Payers are increasingly deploying AI to automate these decisions. A Bain & Company survey found that approximately 80% of payers now have an AI strategy in place or in development, with prior authorization automation among the top use cases. Industry analysts frame this as reducing "administrative gridlock," but the concern for patients is that automation makes it easier to deny care at scale. A 2024 American Medical Association survey found that 93% of physicians reported prior authorization led to delays in necessary care, and 82% said the process can lead patients to abandon their recommended treatment. For people managing HIV, cancer, and other chronic conditions, automated denials represent a new front in the fight for treatment access that demands sustained advocacy attention in 2026.
The Crossroads of 2026
The policy decisions of the coming days will shape healthcare access for years. Lawmakers increasingly view January 30, the next government funding deadline, as the real cutoff for a healthcare deal if Thursday's vote fails. If ACA subsidies expire, KFF projects marketplace enrollment dropping from 22.8 million to 18.9 million in 2026 alone.
Looking further ahead, Medicaid work requirements under H.R. 1 take effect January 2027, requiring adults ages 19-64 to complete 80 hours monthly of approved activities to maintain coverage. Planning for that implementation begins now.

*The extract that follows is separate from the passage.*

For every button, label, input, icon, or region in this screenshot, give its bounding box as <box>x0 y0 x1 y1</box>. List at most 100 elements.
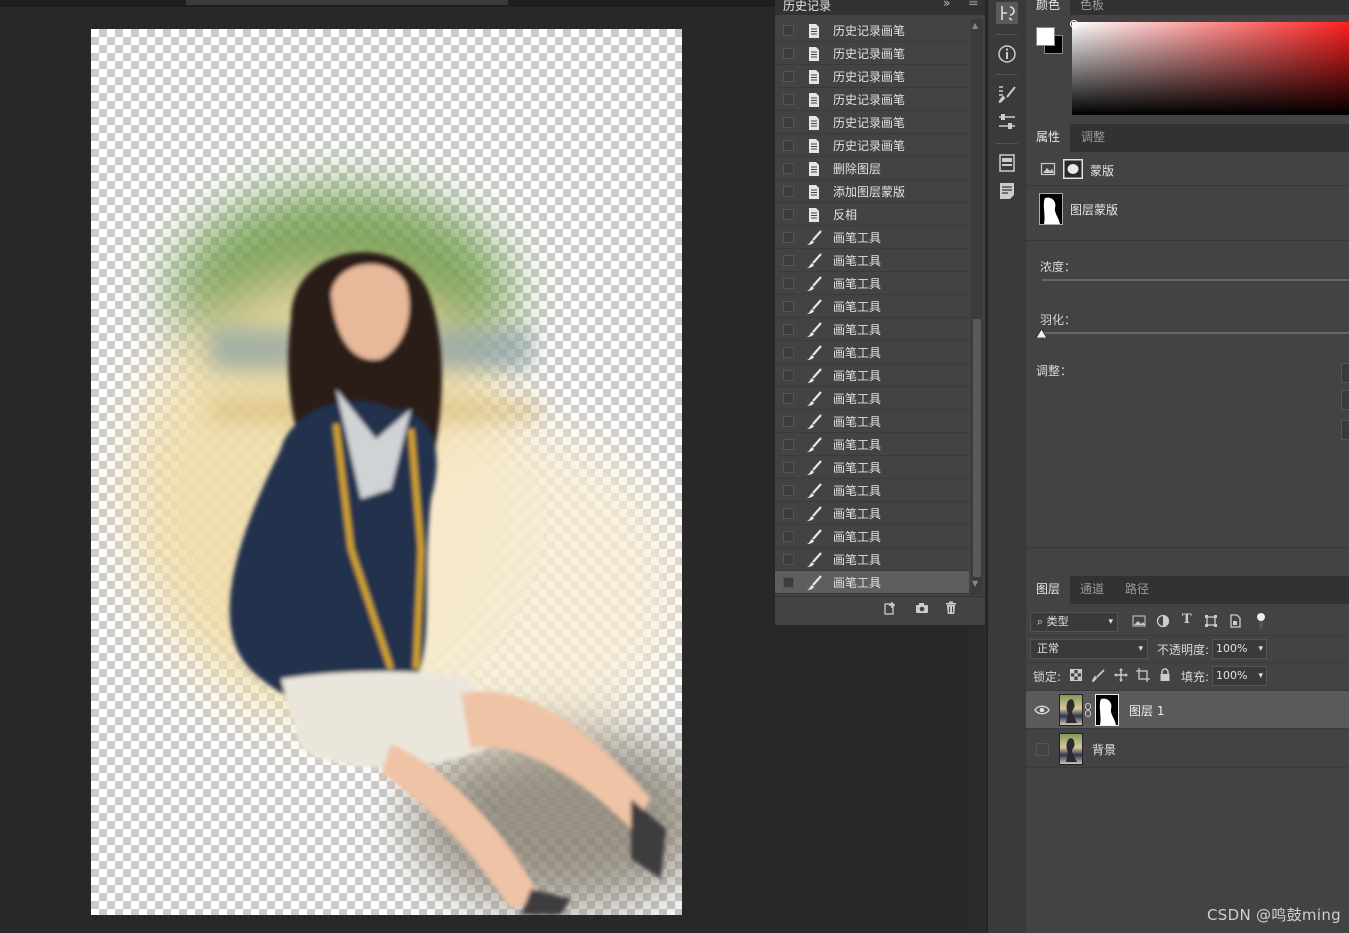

GOP strategist Jason Cabel Roe captured the political bind: "This is an issue we've been railing on for how many years? And now, all of a sudden, we have to deal with it, and there are no good proposals right now to get us out of this. If we don't fix it now, we risk letting Democrats fix it later, and we're not going to like that fix."
Whether Congress finds pragmatic solutions or continues partisan paralysis will determine whether 2026 brings relief or deepening crisis for the millions of Americans whose healthcare access hangs in the balance.